The future use of the net operating losses carried forward in ARM Inc. may be restricted in the event of a purchase by a third party, whereby the level of losses to be utilized on an annual basis would be limited to 4% of the market value of ARM Inc. at the date of the transaction.

As a result of FAS 123R, the Company’s deferred tax assets at 31 December 2007 do not include £2,713,000 of excess tax benefits from employee share option exercises in 2007 and £1,909,000 due to exercises in 2006 that are a component of the Company’s research and development and net operating loss carryovers. Equity will be increased by £4,622,000 if and when such excess tax benefits are ultimately realized.

Undistributed earnings of the Company’s foreign subsidiaries amounted to approximately £31,655,000 (2006: £31,809,000) at 31 December 2007. Those earnings are considered to be indefinitely reinvested and accordingly no UK income taxes have been provided thereon. If these earnings were to be remitted without offsetting tax credits in the UK, taxes would be approximately £7,981,000 (2006: £10,758,000).

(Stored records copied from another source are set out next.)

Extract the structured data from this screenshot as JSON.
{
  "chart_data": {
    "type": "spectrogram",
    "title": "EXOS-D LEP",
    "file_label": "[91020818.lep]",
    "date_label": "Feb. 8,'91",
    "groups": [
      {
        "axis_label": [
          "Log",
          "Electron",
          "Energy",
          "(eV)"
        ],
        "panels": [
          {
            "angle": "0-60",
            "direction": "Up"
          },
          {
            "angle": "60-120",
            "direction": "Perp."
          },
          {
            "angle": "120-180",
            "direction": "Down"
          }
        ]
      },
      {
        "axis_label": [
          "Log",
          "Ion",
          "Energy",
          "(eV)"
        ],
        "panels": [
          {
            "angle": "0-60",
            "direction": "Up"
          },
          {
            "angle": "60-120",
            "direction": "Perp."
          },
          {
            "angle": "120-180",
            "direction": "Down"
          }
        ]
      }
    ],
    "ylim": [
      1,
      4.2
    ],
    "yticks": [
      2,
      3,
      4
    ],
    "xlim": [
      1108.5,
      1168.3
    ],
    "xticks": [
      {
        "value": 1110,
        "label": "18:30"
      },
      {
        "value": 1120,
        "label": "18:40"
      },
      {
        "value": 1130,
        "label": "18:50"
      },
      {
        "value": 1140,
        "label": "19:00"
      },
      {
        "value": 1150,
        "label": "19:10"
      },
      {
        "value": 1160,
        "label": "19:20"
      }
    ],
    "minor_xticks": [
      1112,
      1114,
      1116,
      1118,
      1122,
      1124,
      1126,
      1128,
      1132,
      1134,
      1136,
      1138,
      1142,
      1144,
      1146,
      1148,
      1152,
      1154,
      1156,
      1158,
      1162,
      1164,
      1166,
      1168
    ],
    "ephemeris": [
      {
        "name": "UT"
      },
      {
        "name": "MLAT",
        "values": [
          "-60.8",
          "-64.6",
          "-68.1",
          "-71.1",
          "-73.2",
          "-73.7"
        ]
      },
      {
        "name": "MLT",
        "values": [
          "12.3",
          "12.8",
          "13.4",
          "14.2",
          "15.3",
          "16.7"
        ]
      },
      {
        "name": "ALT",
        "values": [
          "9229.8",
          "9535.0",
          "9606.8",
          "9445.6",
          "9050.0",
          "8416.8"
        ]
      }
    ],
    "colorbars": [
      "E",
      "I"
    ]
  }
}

On 1 January 2007, the Company adopted the provisions of FIN 48 “Accounting for Uncertainty in Income Taxes”. As a result of applying the provisions of FIN 48, the Company recognised a decrease of £838,000 in the liability for unrecognised tax benefits, which was accounted for as an increase to the opening retained earnings. The Company’s unrecognised tax benefits at 31 December 2007 relate to the UK and various foreign jurisdictions. The following table summarises the movements in unrecognised tax benefits:

£000
Balance at 1 January 2007 4,327
Increases related to current year tax positions 3,188
Decreases related to prior year tax positions (232)
Balance at 31 December 2007 7,283

Included in the balance at 31 December 2007 are £3,175,000 of tax benefits that, if recognised, would reduce our annual effective tax rate. The Company recognised accrued interest of £131,000 related to these unrecognised tax benefits during 2007 in income tax expense. The Company does not expect its unrecognised tax benefits to change significantly over the next 12 months.

The tax years 2004 through to 2007 generally remain subject to examination by the UK tax authorities. In the US, the tax years 2001 through to 2007 generally remain subject to examination by federal and most state tax authorities.